Hagia Sophia, the Church of Divine Wisdom, is one of the great gems of the world. It holds a special place in architectural and Christian history. The original church was built by Constantine in the 4th century CE but was destroyed by fire. In the 5th century the second church was built but that too was destroyed. In 537 under the patronage of Emperor Justinian I the current church was completed. Two geometricians Anthemius and Isidore led a team of 7,500 architects, stonemasons, bricklayers, sculptors, and mosaic artists who amazingly finished the building within five years – and drained the treasury. Never again would the Byzantines construct such a grand edifice. For nearly the next 1000 years it was the greatest church in the world, and the largest domed building in Europe. In 1453 when the Ottomans conquered Istanbul they converted it to a mosque. In the mid 20th century it was turned into a museum where Christians, Muslims and others can come and admire its past glory.

For the last twenty years I’ve wanted to walk inside this building. I’ve wanted to feel its presence and awe. I’ve wanted to imagine the great preachers of the past who have proclaimed the sovereignty of God and critiqued the political powers of the day. I’ve wanted to say a prayer inside it, giving thanks, remembering, and hoping for a future that honours our Christian past and improves on it.

So it was with some surprise and unease that the building did not stir my soul. This architectural masterpiece, gem of history, and nursery of Christianity did not inspire me.
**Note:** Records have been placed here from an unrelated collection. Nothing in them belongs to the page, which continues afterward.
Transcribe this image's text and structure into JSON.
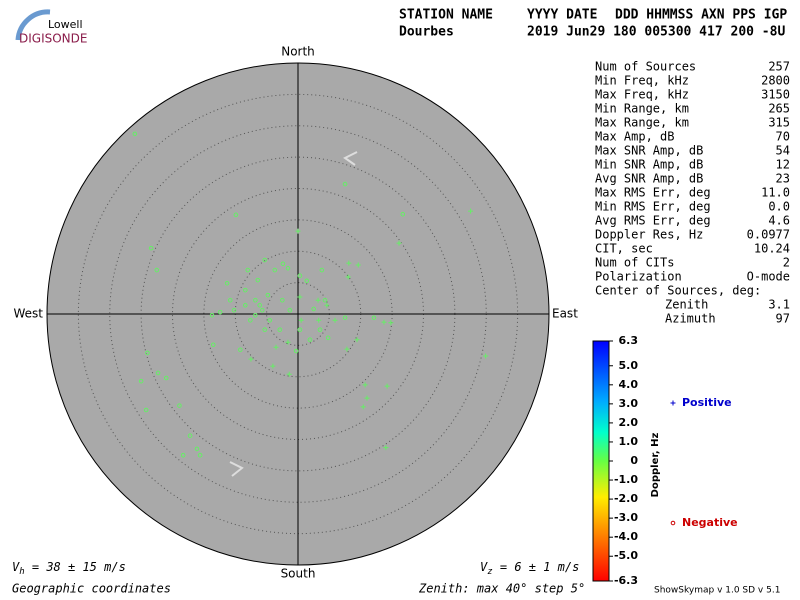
{
  "logo": {
    "line1": "Lowell",
    "line2": "DIGISONDE"
  },
  "header": {
    "columns": [
      "STATION NAME",
      "YYYY DATE",
      "DDD HHMMSS AXN PPS IGP"
    ],
    "station": "Dourbes",
    "datetime": "2019 Jun29 180 005300 417 200 -8U"
  },
  "stats": [
    [
      "Num of Sources",
      "257"
    ],
    [
      "Min Freq, kHz",
      "2800"
    ],
    [
      "Max Freq, kHz",
      "3150"
    ],
    [
      "Min Range, km",
      "265"
    ],
    [
      "Max Range, km",
      "315"
    ],
    [
      "Max Amp, dB",
      "70"
    ],
    [
      "Max SNR Amp, dB",
      "54"
    ],
    [
      "Min SNR Amp, dB",
      "12"
    ],
    [
      "Avg SNR Amp, dB",
      "23"
    ],
    [
      "Max RMS Err, deg",
      "11.0"
    ],
    [
      "Min RMS Err, deg",
      "0.0"
    ],
    [
      "Avg RMS Err, deg",
      "4.6"
    ],
    [
      "Doppler Res, Hz",
      "0.0977"
    ],
    [
      "CIT, sec",
      "10.24"
    ],
    [
      "Num of CITs",
      "2"
    ],
    [
      "Polarization",
      "O-mode"
    ]
  ],
  "center": {
    "title": "Center of Sources, deg:",
    "rows": [
      [
        "Zenith",
        "3.1"
      ],
      [
        "Azimuth",
        "97"
      ]
    ]
  },
  "footer": {
    "vh": [
      "V",
      "h",
      " = 38 ± 15 m/s"
    ],
    "vz": [
      "V",
      "z",
      " = 6 ± 1 m/s"
    ],
    "coords": "Geographic coordinates",
    "zenith": "Zenith: max 40°  step 5°",
    "version": "ShowSkymap v 1.0   SD v 5.1"
  },
  "chart_data": {
    "type": "skymap",
    "directions": {
      "north": "North",
      "south": "South",
      "east": "East",
      "west": "West"
    },
    "zlim": [
      0,
      40
    ],
    "zticks": [
      5,
      10,
      15,
      20,
      25,
      30,
      35
    ],
    "colorbar": {
      "label": "Doppler, Hz",
      "lim": [
        -6.3,
        6.3
      ],
      "ticks": [
        6.3,
        {
          "value": 5,
          "label": "5.0"
        },
        {
          "value": 4,
          "label": "4.0"
        },
        {
          "value": 3,
          "label": "3.0"
        },
        {
          "value": 2,
          "label": "2.0"
        },
        {
          "value": 1,
          "label": "1.0"
        },
        0,
        {
          "value": -1,
          "label": "-1.0"
        },
        {
          "value": -2,
          "label": "-2.0"
        },
        {
          "value": -3,
          "label": "-3.0"
        },
        {
          "value": -4,
          "label": "-4.0"
        },
        {
          "value": -5,
          "label": "-5.0"
        },
        -6.3
      ]
    },
    "series": [
      {
        "name": "Positive",
        "marker": "plus",
        "color": "#66ee66",
        "legend_color": "#0000cc",
        "x": [
          0.0,
          8.1,
          9.6,
          8.0,
          0.3,
          13.7,
          14.8,
          14.2,
          10.7,
          11.0,
          10.4,
          14.0,
          29.9,
          27.5,
          16.1,
          -1.4,
          -4.0,
          7.8,
          9.4,
          0.5,
          4.6,
          3.3,
          5.9,
          -1.6,
          -3.5,
          -7.5,
          3.2
        ],
        "y": [
          13.2,
          8.1,
          7.8,
          5.9,
          2.7,
          -1.3,
          -1.4,
          -11.5,
          -11.3,
          -13.4,
          -14.8,
          -21.3,
          -6.7,
          16.4,
          11.3,
          -9.6,
          -8.3,
          -5.6,
          -4.1,
          -1.0,
          1.4,
          -1.0,
          -1.0,
          -4.5,
          -5.3,
          -7.2,
          2.2
        ]
      },
      {
        "name": "Negative",
        "marker": "circle",
        "color": "#66ee66",
        "legend_color": "#cc0000",
        "x": [
          -26.0,
          -23.4,
          -22.5,
          -9.9,
          7.5,
          16.7,
          -24.0,
          -25.0,
          -21.0,
          -22.3,
          -24.2,
          -18.9,
          -17.2,
          -18.3,
          -15.6,
          -16.1,
          -11.3,
          -13.5,
          -13.7,
          -10.8,
          -8.4,
          -6.8,
          -5.7,
          -7.6,
          -6.4,
          -3.7,
          -1.6,
          0.3,
          1.4,
          3.8,
          4.3,
          1.9,
          -2.9,
          -9.2,
          -5.3,
          -6.8,
          -4.8,
          -2.5,
          -1.3,
          -4.5,
          -6.1,
          -8.4,
          -10.2,
          -12.4,
          0.3,
          3.5,
          4.8,
          7.5,
          12.1,
          2.5,
          -0.3,
          -5.3,
          -8.0,
          -2.4
        ],
        "y": [
          28.7,
          10.5,
          7.0,
          15.8,
          20.7,
          15.9,
          -6.2,
          -10.7,
          -10.2,
          -9.4,
          -15.3,
          -14.6,
          -19.4,
          -22.5,
          -22.5,
          -21.5,
          4.9,
          -4.9,
          -0.2,
          2.2,
          3.8,
          2.2,
          0.6,
          -1.0,
          5.4,
          7.0,
          7.3,
          6.1,
          5.3,
          7.0,
          2.2,
          -4.1,
          -2.5,
          -5.7,
          -2.5,
          -0.2,
          3.0,
          2.2,
          0.6,
          -1.0,
          1.4,
          1.4,
          0.6,
          0.3,
          -2.5,
          -2.5,
          -3.8,
          -0.6,
          -0.6,
          0.8,
          -5.9,
          8.6,
          7.0,
          8.0
        ]
      }
    ]
  }
}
Something was missing.

Maybe I should have paid more attention to the sign outside. It called the building a ‘museum’ - a place that was about the past, not the present. It felt like visiting a graveyard where tourists come to admire the architecture and beauty of the gravestones but know or care little about those buried there. The visitors are certainly not related to the dead.

It was relationship that was missing. There was no community who cared and prayed in Hagia Sophia. Even in St Peter’s, Rome, that glorious tribute to Vatican power, where like Hagia Sophia the tourist trains rumble through by the minute, there is a living community that imbues the building with a sense of religious devotion. Although as a Protestant I am no admirer of much Vatican-think, I do know a holy building when I’m in one.

Is a church building without a community of faith no longer a church but a museum, a mausoleum? It felt that way. The two-decade-old scaffolding that cuts the nave virtually in half speaks volumes. No community of faith, Christian or Muslim, would live with that. They would find another way to care for their building. Restoration has to serve the faith community, not vice versa.

I think for the sake of its soul Hagia Sophia should not have left the embrace of either Christianity or Islam. Of course it would have been wonderful if these two great religions could have shared it. But they haven’t and look unlikely to. Therefore it would be better if Hagia Sophia reverted to being a mosque rather than continue as it is today. Its better that this great Church of Christendom has a praying community than remain a tombstone of past religions.

And who says that the Christian God isn’t listening when a Muslim prays?